Complaints plague fed employment program
J-1 Summer Work Travel Program lacks worker protections, advocates say
Oliver Benzon worked in a call center for six months to pay a recruitment agency $3,000 for a chance to be hired as a chef at an Ocean City restaurant under a federal summer work program.
But when the Dominican Republic citizen arrived in Maryland, the restaurant hadn’t yet opened — and he and others were instead given work in construction, he said. To make matters worse, his supervisor later paid Benzon only a percentage of what he was owed, Benzon said. “He just said that I could take or leave the money he was offering me,” Benzon said. “We were treated like dirt because our supervisors knew we couldn’t complain.”
Benzon, who declined to name the restaurant because of ongoing legal proceedings, was one of the estimated 5,557 workers in Maryland who participated last year in the J-1 Summer Work Travel Program, one of the federal government’s largest cultural exchange programs. The program, which the federal government promotes as a work opportunity for foreign students “to be exposed to the people and way of life in the United States,” lacks safeguards for the workers and relies on recruitment or “sponsor” agencies that profit from the program to oversee it, according to the International Labor Recruitment Working Group, a coalition seeking to end systemic abuse of workers recruited to the United States.

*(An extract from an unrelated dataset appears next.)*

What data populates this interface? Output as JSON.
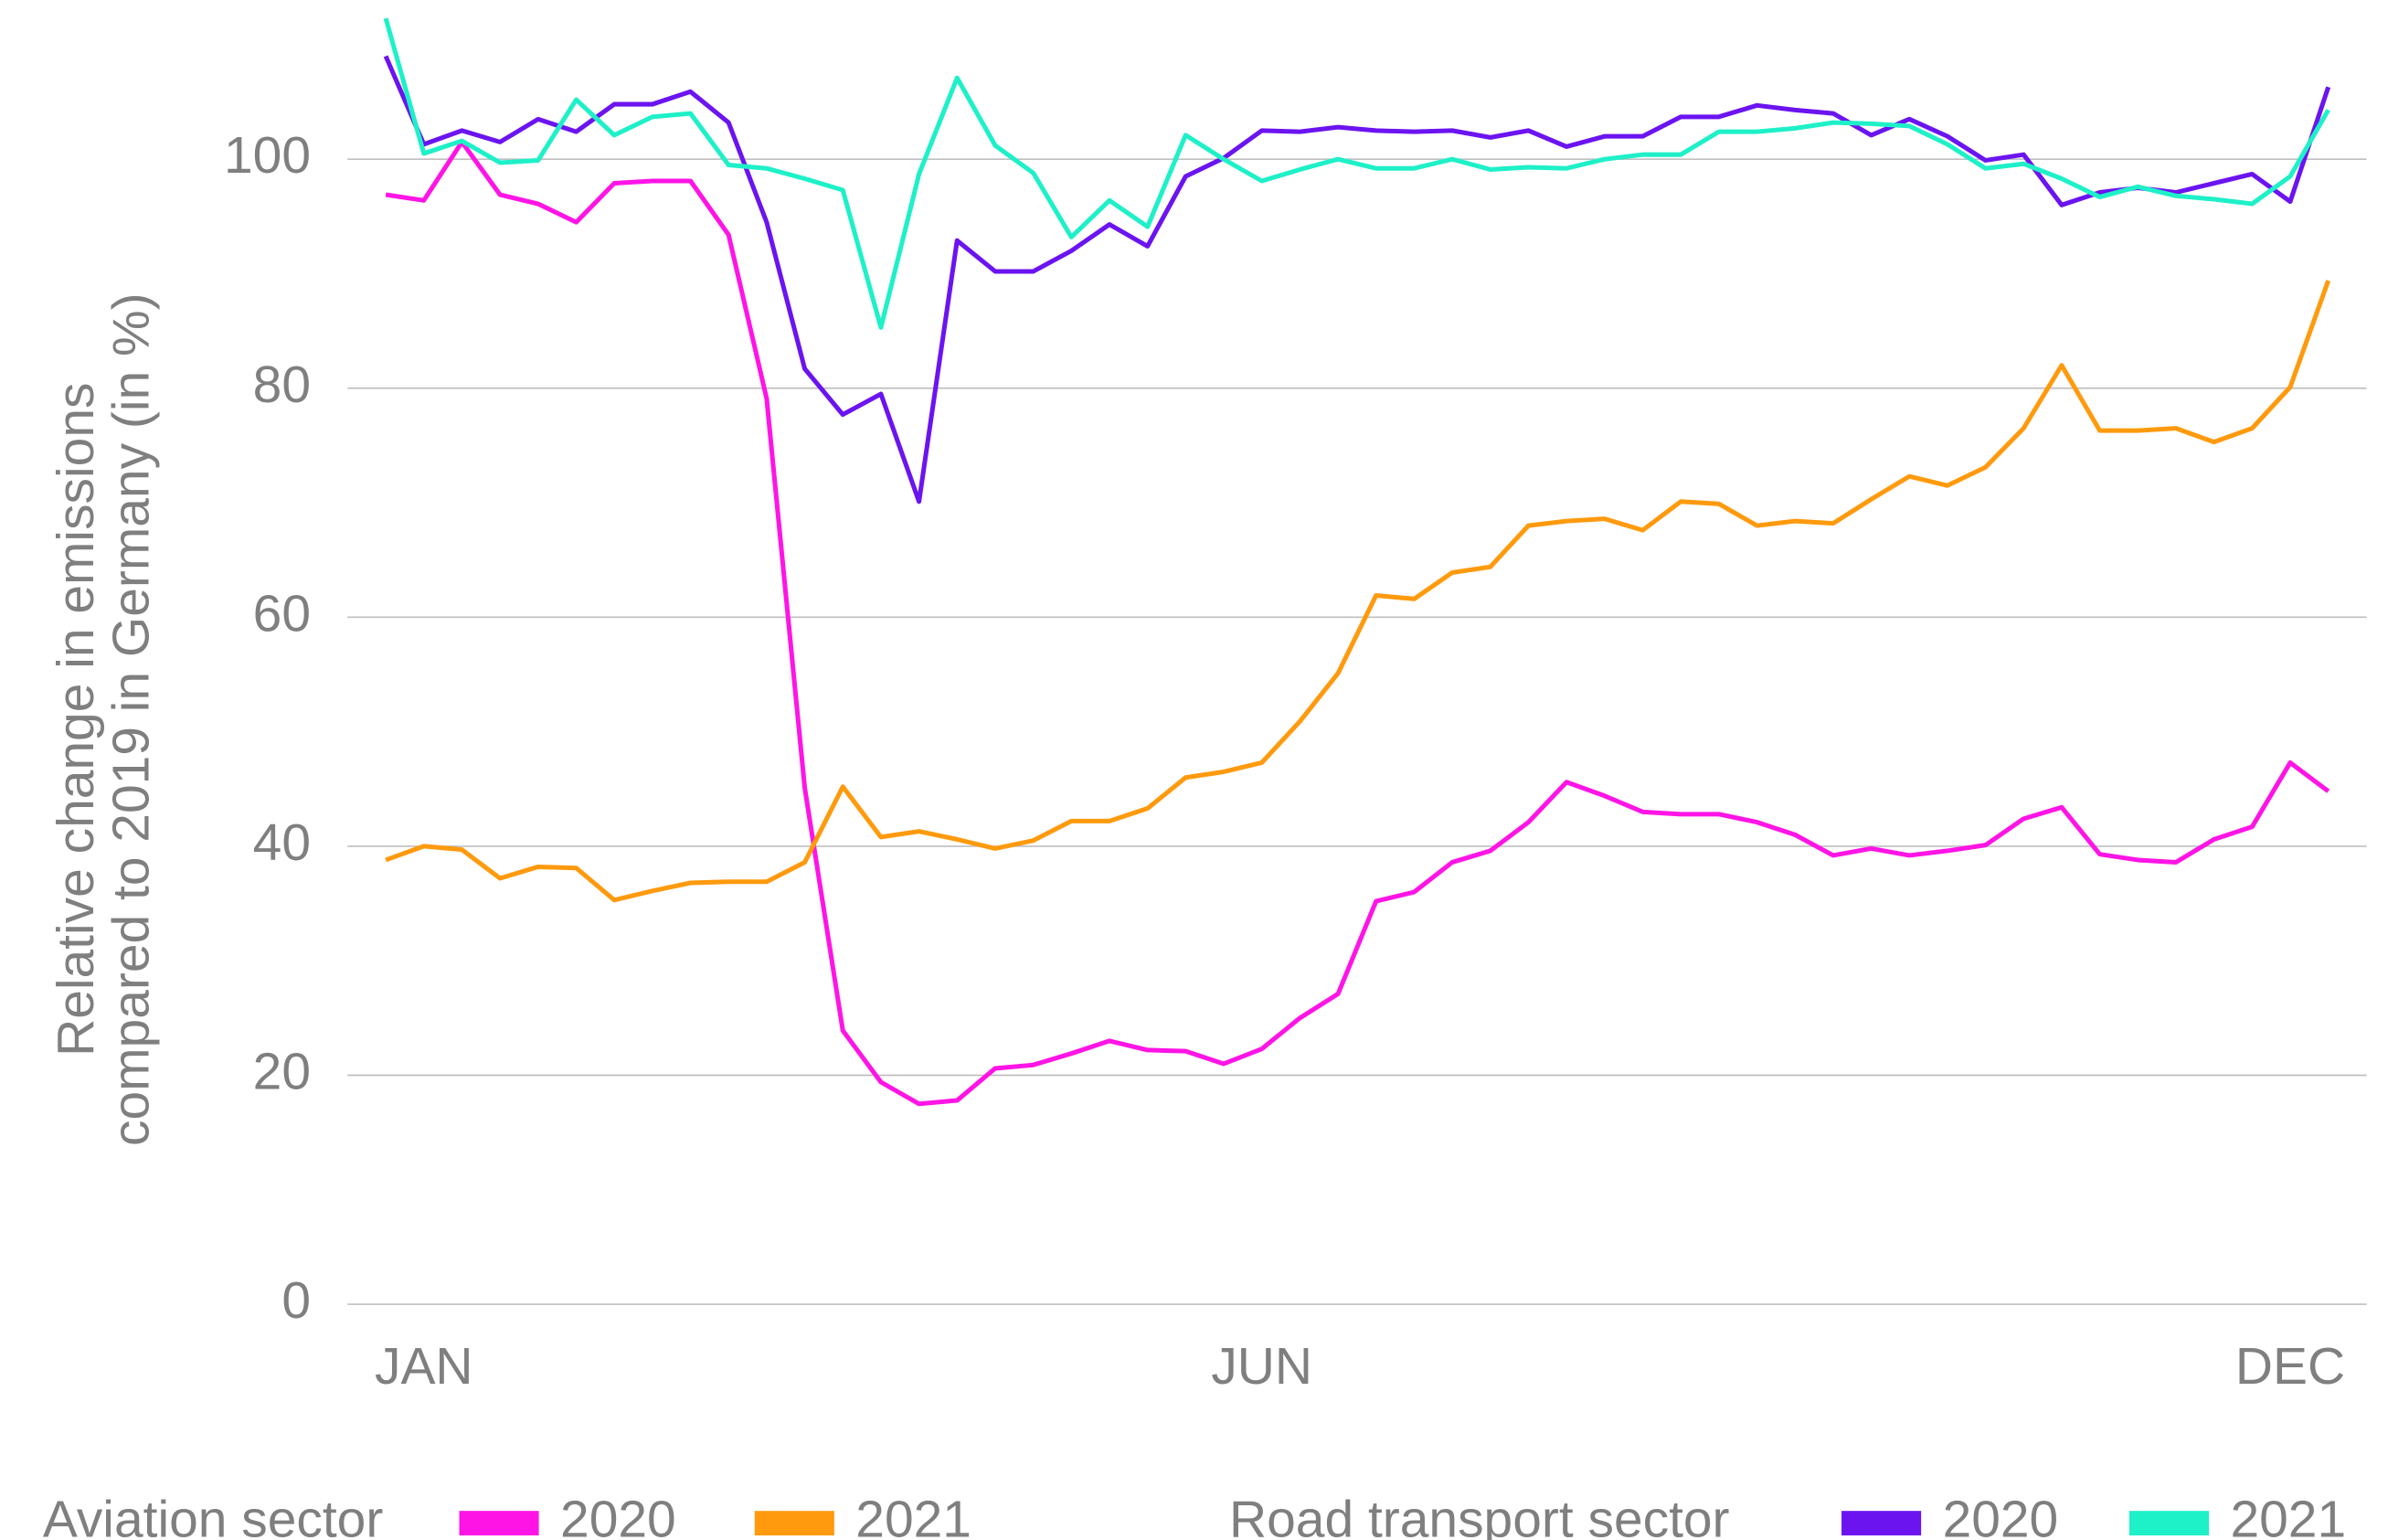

The program’s structure, labor advocates say, leaves its workers vulnerable to wage theft, retaliation, physical threats and human trafficking.
Meredith Stewart, senior supervising attorney at the Southern Poverty Law Center, is a member of the working group — which has represented thousands of workers with complaints. She called the exchange effort a “broken program — nothing more than a smokescreen for many U.S. employers to gain access to cheap employees.”

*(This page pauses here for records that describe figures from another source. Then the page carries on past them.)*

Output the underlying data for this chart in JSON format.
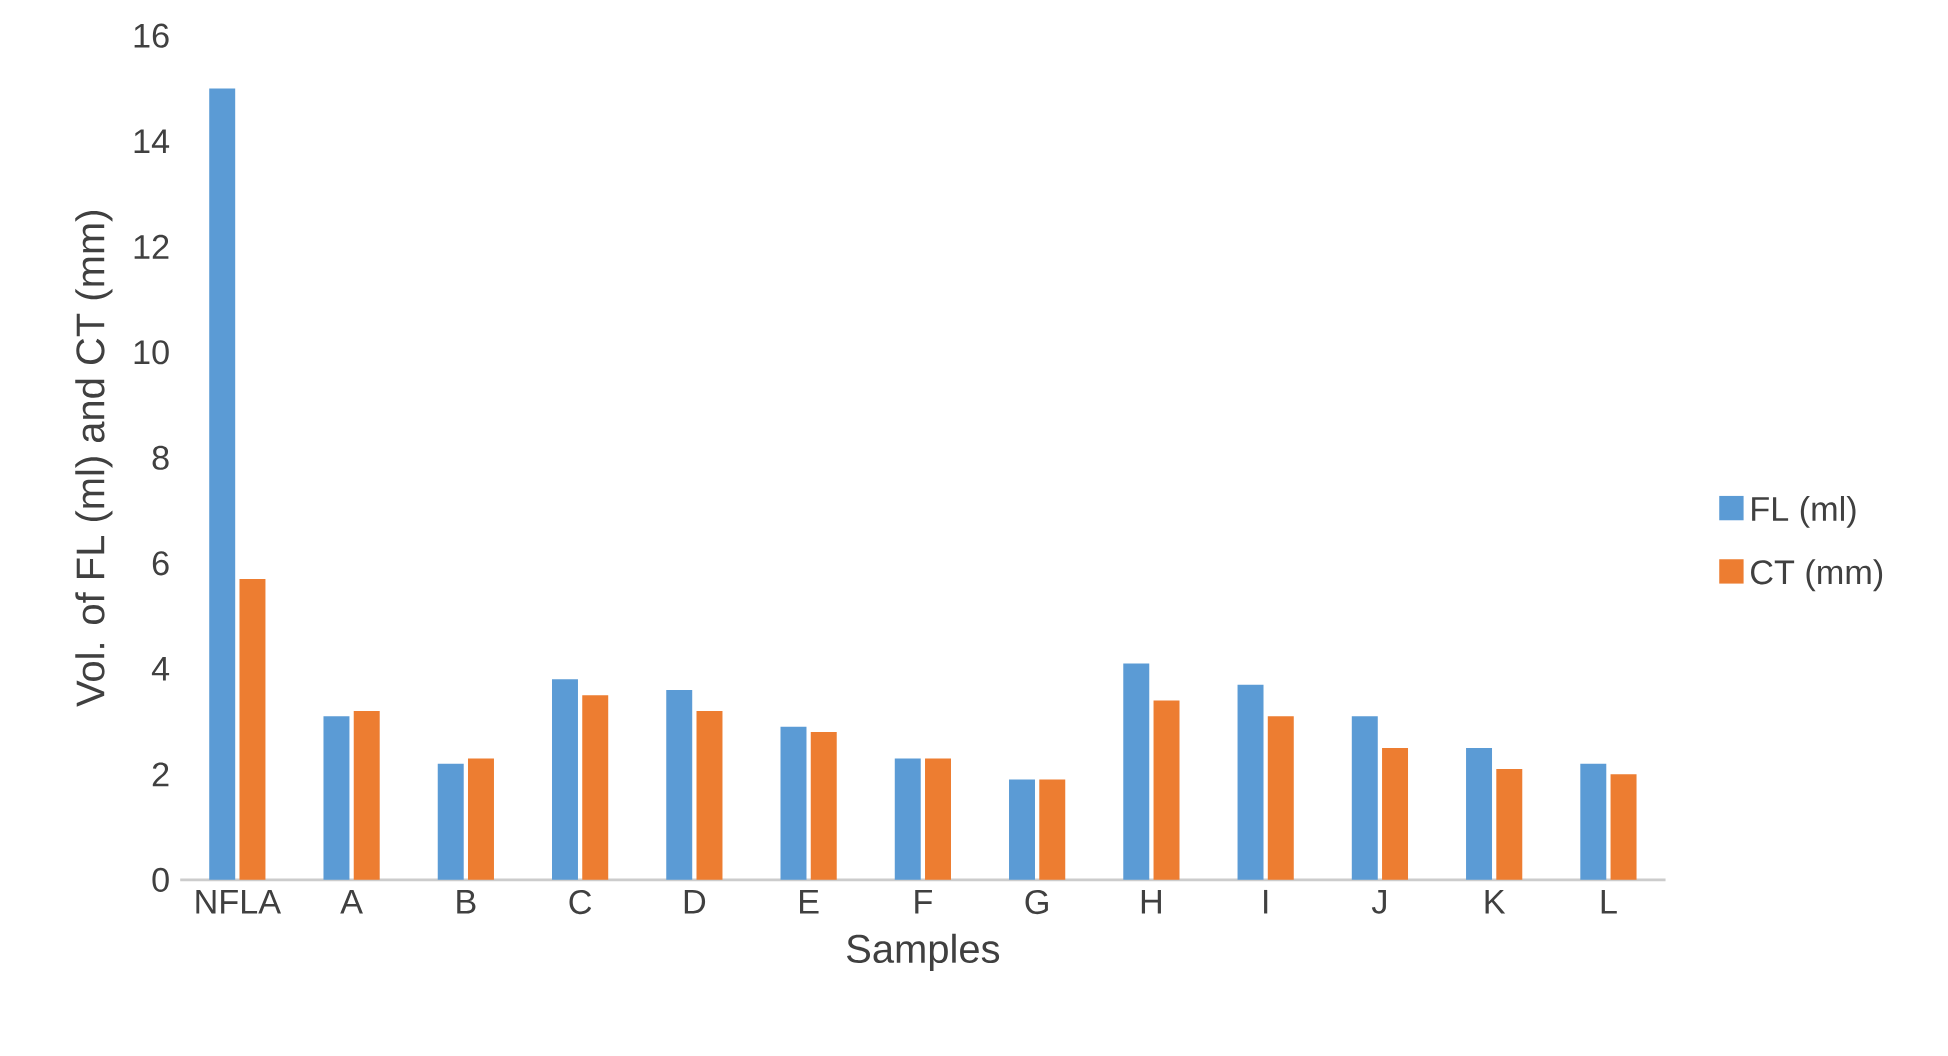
{
  "chart_data": {
    "type": "bar",
    "xlabel": "Samples",
    "ylabel": "Vol. of FL (ml) and CT (mm)",
    "categories": [
      "NFLA",
      "A",
      "B",
      "C",
      "D",
      "E",
      "F",
      "G",
      "H",
      "I",
      "J",
      "K",
      "L"
    ],
    "series": [
      {
        "name": "FL (ml)",
        "color": "#5b9bd5",
        "values": [
          15.0,
          3.1,
          2.2,
          3.8,
          3.6,
          2.9,
          2.3,
          1.9,
          4.1,
          3.7,
          3.1,
          2.5,
          2.2
        ]
      },
      {
        "name": "CT (mm)",
        "color": "#ed7d31",
        "values": [
          5.7,
          3.2,
          2.3,
          3.5,
          3.2,
          2.8,
          2.3,
          1.9,
          3.4,
          3.1,
          2.5,
          2.1,
          2.0
        ]
      }
    ],
    "ylim": [
      0,
      16
    ],
    "yticks": [
      0,
      2,
      4,
      6,
      8,
      10,
      12,
      14,
      16
    ],
    "grid": false,
    "legend": "right"
  }
}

The U.S. State Department, which administers the program, has a 24-hour, toll-free hotline (866-283-9090) and email address (jvisas@state.gov) for reports of abuse and considers the safety and security of the workers “our first priority,” the agency said in a statement.
The State Department “has zero tolerance for any abuse and misconduct,” the statement said, and it takes seriously all reports about the health, safety or welfare of exchange participants. It said the department monitors sponsors’ programs to ensure they adhere to federal regulations. The Office of Private Sector Exchange Administration responds to incidents such as death, serious injury, sexual abuse, arrest of a worker, or a visa holder’s involvement in a serious crime as a victim or perpetrator.
“We expect sponsors to manage their designated programs in a manner detailed in the federal regulations and by sound business and ethical practices,” the agency said.
Roughly 16,000 companies, including Disney, Six Flags and McDonald’s, hire summer workers through the program each year. Maryland employs one of the five largest J-1 workforces in the country. The top employers in the state include High Sierra Pools, Food Lion, Jolly Roger Amusement Park, McDonald’s and Seacrets Jamaica USA in Ocean City, according to the recruitment working group. Members of the working group include Centro De los Derechos Del Migrante, a Baltimore-based nonprofit dedicated to defending migrant workers’ rights. The advocates say some employers use the program interchangeably with other seasonal work programs, such as the H2B visas, which allow Eastern Shore crab houses to hire crab pickers from Mexico for the summer. Those visas include a prevailing wage rule and other standards and require the employer to try to hire local workers first. Employers are exempt from paying state or federal taxes on their J-1 employees, advocates said.
If J-1 workers run into a problem, they typically are referred to their sponsor or recruitment agency, which profits from their placement in that job, creating “an absurd and obvious conflict of interest,” said Daniel Costa, director of immigration law and policy research at the Economic Policy Institute. Costa said the program is “fundamentally flawed.”
Shannon Lederer, director of immigration policy at the AFL-CIO, a national federation of union workers, said the J-1 program takes advantage of “temporary and vulnerable workers” who come to the country expecting a work and cultural opportunity backed by a federal government program.
“It’s not OK that they don’t earn living wages; it’s not OK that they don’t have health insurance,” Lederer said. “It’s unacceptable to allow this program to persist without real oversight.”